On Thu, 14 Jun 2012 12:18:47 -0700, Risker <risker...@gmail.com> wrote:

I agree with Chris and Derric here; at least in the "western world", a
large percentage of IE7 users have not upgraded for "Enterprise" reasons.
Many of these enterprises use proprietary software that is written for IE7, and upgrading to the IE9 versions can be cost-prohibitive. Often by waiting
another couple of years, the cost of the upgrade will drop to the level
that is acceptable to the organization (or alternately they can make a
better business case because support drops for the older versions or other
critical changes are being held back).

My own employer is in this situation, and until they figured out how to add
Firefox accessibility to the VPN, I had to keep IE7 on one of my home
computers for those occasions when I work off-site.

Risker

I do have to mention something on this whole topic. All these arguments seem to focus on saying that that IE6/7 should be supported because enterprises are dependent on out of date software and can't update.
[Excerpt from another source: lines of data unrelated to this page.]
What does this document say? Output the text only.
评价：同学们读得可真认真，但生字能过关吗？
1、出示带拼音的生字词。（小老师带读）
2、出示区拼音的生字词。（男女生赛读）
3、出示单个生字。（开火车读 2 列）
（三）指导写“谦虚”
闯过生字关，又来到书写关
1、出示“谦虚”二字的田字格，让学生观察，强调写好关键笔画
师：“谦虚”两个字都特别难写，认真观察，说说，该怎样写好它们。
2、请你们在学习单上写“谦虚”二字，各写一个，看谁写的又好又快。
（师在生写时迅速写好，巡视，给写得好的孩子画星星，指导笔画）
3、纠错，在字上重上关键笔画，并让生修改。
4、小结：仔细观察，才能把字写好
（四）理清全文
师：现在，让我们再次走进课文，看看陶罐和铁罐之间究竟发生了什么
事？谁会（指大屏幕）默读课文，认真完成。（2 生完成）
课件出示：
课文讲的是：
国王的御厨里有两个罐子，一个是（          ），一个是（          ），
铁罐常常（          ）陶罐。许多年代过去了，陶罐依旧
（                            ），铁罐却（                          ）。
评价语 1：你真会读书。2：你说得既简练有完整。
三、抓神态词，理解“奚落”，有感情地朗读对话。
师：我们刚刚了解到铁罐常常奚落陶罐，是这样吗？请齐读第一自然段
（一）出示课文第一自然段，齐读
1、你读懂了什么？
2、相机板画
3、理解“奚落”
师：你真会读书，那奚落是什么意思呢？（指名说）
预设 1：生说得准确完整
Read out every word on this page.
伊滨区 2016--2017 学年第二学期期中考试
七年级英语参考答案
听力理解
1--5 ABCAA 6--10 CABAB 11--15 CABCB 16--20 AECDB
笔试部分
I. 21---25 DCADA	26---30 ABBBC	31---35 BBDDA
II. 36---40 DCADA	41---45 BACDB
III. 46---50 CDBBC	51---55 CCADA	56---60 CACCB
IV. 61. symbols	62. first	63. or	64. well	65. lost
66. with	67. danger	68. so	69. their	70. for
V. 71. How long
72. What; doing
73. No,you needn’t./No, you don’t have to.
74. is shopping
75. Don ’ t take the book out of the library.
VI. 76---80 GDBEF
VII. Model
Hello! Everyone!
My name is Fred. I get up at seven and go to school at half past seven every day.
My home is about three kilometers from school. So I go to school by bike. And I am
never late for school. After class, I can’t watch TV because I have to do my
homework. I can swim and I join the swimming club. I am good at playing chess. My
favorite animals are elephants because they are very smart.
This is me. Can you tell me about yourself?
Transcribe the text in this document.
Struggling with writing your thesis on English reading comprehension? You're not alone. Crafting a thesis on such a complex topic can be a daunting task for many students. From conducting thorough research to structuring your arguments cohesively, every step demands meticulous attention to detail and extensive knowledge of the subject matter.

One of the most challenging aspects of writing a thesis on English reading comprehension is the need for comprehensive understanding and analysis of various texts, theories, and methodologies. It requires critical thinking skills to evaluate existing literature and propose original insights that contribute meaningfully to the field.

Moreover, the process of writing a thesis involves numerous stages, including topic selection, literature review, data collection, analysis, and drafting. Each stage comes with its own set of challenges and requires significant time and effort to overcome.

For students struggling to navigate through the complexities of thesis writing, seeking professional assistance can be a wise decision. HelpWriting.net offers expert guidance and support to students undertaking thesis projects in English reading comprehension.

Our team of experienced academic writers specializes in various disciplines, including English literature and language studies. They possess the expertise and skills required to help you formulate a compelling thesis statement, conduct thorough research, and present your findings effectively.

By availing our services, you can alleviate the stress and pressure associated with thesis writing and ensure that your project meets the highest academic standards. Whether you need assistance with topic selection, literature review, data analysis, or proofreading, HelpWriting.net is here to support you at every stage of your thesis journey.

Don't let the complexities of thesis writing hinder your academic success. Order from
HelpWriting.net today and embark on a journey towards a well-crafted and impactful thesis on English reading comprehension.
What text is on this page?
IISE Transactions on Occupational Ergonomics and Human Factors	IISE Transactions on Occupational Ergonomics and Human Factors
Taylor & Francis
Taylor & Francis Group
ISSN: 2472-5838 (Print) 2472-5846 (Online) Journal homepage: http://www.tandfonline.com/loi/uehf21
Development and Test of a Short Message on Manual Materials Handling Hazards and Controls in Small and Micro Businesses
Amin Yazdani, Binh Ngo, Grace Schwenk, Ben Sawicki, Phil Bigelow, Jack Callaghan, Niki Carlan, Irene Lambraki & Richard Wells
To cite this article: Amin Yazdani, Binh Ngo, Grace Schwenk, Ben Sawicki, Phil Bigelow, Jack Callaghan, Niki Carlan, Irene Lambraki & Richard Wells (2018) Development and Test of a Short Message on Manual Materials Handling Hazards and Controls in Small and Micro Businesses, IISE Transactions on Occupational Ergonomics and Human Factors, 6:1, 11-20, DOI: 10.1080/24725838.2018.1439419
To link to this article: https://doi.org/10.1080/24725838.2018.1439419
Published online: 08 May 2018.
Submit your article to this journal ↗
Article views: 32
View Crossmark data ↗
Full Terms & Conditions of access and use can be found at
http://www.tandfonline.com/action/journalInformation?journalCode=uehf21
This line of thought completely ignores the fact that upgrading isn't even the only option... the possibilities of simply installing a second browser for web browsing and only opening IE for internal systems (pretend the page sitting in IE is an app and use shortcuts) or installing chrome frame. Given that fact arguments that enterprises "can't and should be enabled" rather than "just wont and should be ignored" feels rather flimsy.